Faculty and staff in the Graduate School of Education and Human Development started to implement the new security measure Tuesday, the first of many schools to participate in a phased transition of faculty email accounts, according to the website.

Chief Information Officer Loretta Early said officials decided to implement the new measure after hackers used phishing scams – emails that appear to be legitimate but are actually attempts by hackers to gain access to private information – to target university accounts.

In 2016, the IT division invested in technical controls and education to better protect students against phishing scams.

Early said students, faculty and staff are targeted by scammers everyday, but the number of attacks has stayed relatively consistent in recent years. She said phishing scams are hard to detect and two-step authentication won’t ensure students are fully protected, but it is a proactive and “reasonable” measure that provides an additional layer of security.

“We wanted to make sure we were giving the GW community the best tools to protect their accounts and their data, and we think two-step authentication does that job very well,” Early said in an email.

To mark National Cyber Security Awareness month in October, the IT division hosted several events about password strength and cybersecurity. This week, GW Libraries will host Privacy Week, a series of events designed to teach students about security and privacy in the digital age.

Early said the transition to two-step authentication was postponed until January because the process requires accounts who receive the added feature to be stored at an external server.

“The overnight process to establish the group for faculty and staff was taking too long to complete the night before,” she said. “We decided to postpone the switch and change the approach to go live with smaller groups at a time, and we will be using the same approach for students.”

Danielle Zeedick, a professor of cybersecurity, said this kind of security measure is necessary because passwords are not strong enough to keep information protected and can easily be hacked.

She said switching to two-step authentication should not be a huge adjustment for students because many already use it for other online commercial services.

“I don’t think it should be seen as an inconvenience,” she said. “It’s like online banking or online shopping, just to ensure you are who you say you are.”
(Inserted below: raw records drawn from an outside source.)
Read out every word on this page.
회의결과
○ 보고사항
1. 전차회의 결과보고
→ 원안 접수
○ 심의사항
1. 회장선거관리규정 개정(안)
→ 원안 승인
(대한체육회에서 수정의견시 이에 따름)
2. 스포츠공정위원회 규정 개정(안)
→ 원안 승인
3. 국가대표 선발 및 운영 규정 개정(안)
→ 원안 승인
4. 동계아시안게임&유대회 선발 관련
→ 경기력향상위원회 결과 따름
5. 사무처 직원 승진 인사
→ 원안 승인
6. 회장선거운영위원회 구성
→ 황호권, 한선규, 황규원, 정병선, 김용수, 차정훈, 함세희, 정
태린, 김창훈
There many different kinds of identifying information – like social security numbers – that hackers can use to commit identity theft that can be found on a university account, she said.

Jean-Pierre Auffret, the associate director of the Center for Assurance Research and Engineering at George Mason University, said universities in particular are at risk to hackers because their networks are large, relatively unsecured and contain vulnerable information like intellectual property and health care information.

There are thousands of students and a large number of faculty who have access to these systems, he said. Universities also partner with corporations and other institutions for activities like research, which opens up their networks to more risk.

“By nature of a university’s role and work, they are fairly open,” Auffret said. “It’s quite an open environment.”

He added that even raising awareness of security risk by announcing a new authentication process could help students and faculty protect their accounts. GW is not the first to add this security measure, but he said it is not behind the trend.

Almost all of GW’s 18 peer universities, except for American University, has two-step or multi-factor authentication for email accounts.

“Because they are such large targets, more and more universities are moving toward two-step authentication,” Auffret said.